In the longer term, I am broadly interested in developing and building new ML tools for analyzing data in genomics and medicine. The next set of breakthroughs in AI will come from a better understanding of how (artificial) reasoning can be achieved on structured representations of data or the environment. Tools with such capabilities could have profound implications for genomics and healthcare, by generating insights that respect the logical relationships in the data and literature.

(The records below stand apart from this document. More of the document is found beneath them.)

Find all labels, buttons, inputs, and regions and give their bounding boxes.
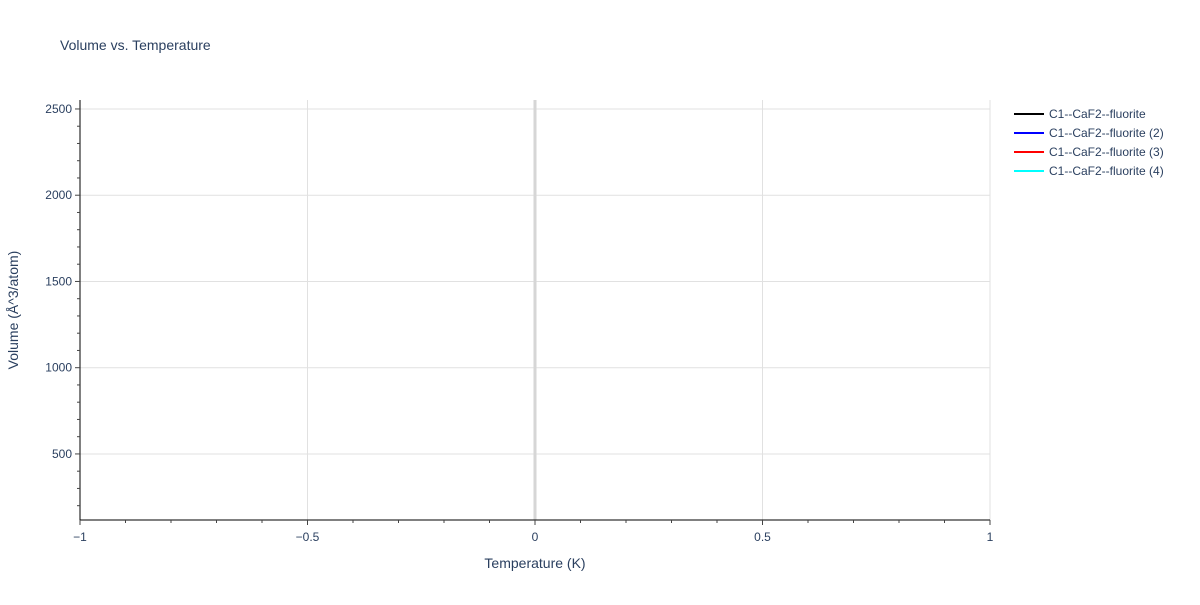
x-tick-label: 0.5: [754, 530, 771, 544]
x-tick-label: 1: [987, 530, 994, 544]
legend-entry: C1--CaF2--fluorite (3): [1049, 145, 1164, 159]
x-tick-label: 0: [532, 530, 539, 544]
chart-title: Volume vs. Temperature: [60, 37, 211, 53]
legend-entry: C1--CaF2--fluorite: [1049, 107, 1146, 121]
legend: C1--CaF2--fluorite C1--CaF2--fluorite (2)…: [1014, 107, 1164, 178]
legend-entry: C1--CaF2--fluorite (2): [1049, 126, 1164, 140]
y-tick-label: 2500: [45, 102, 72, 116]
x-tick-label: −0.5: [296, 530, 320, 544]
y-tick-label: 2000: [45, 188, 72, 202]
y-axis-label: Volume (Å^3/atom): [5, 251, 21, 370]
x-axis-label: Temperature (K): [484, 555, 585, 571]
y-tick-label: 1000: [45, 361, 72, 375]
y-tick-label: 1500: [45, 274, 72, 288]
legend-entry: C1--CaF2--fluorite (4): [1049, 164, 1164, 178]
x-tick-label: −1: [73, 530, 87, 544]
y-tick-label: 500: [52, 447, 72, 461]
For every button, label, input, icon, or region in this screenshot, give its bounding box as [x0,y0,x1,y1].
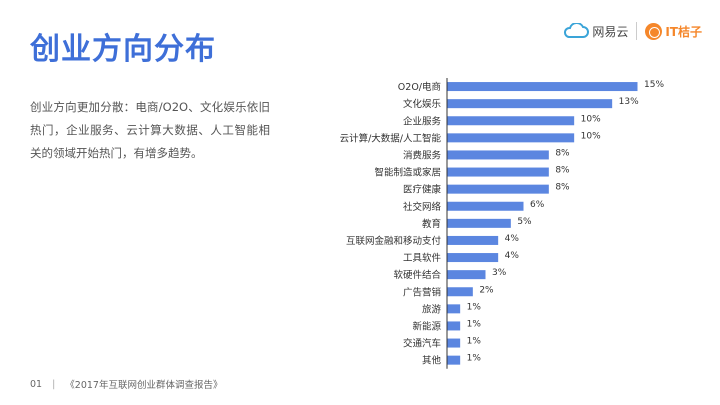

I am also interested in developing a description of parametric uncertainty in models of gene regulatory networks (and possibly deep neural networks) using ideas from nonlinear control. I suspect this will be the natural language for a theory of system composability in the presence of uncertainty in model parameters. To do this, I am working through Boothby’s excellent book on differential geometry, and Isidori’s book, which develops relevant ideas like nonlinear observability.

Recent Projects

We developed BANKSY, which is a clustering method for spatially arranged multi-omics data. It uses the omics features of cells, along with their relative spatial locations, to construct a graph in a custom embedding space, which is then clustered using community detection algorithms. The paper was published recently, and you may find the code and twitter thread helpful, along with a high level overview here.

A project that merges ideas from synthetic and systems biology involves developing parameter consistency conditions for composing dynamical models of systems. The application we have demonstrated it on is the reduction of batch variability in cell-free systems, which are used as prototyping platforms for genetic circuits. More generally, it should be possible prove analogous results for system composability, and will be a future direction of research.

I have also worked on a MATLAB toolbox for modeling and composing genetic circuits, and for performing consensus parameter inference (multiple datasets / models informing a shared set of parameters) using MCMC.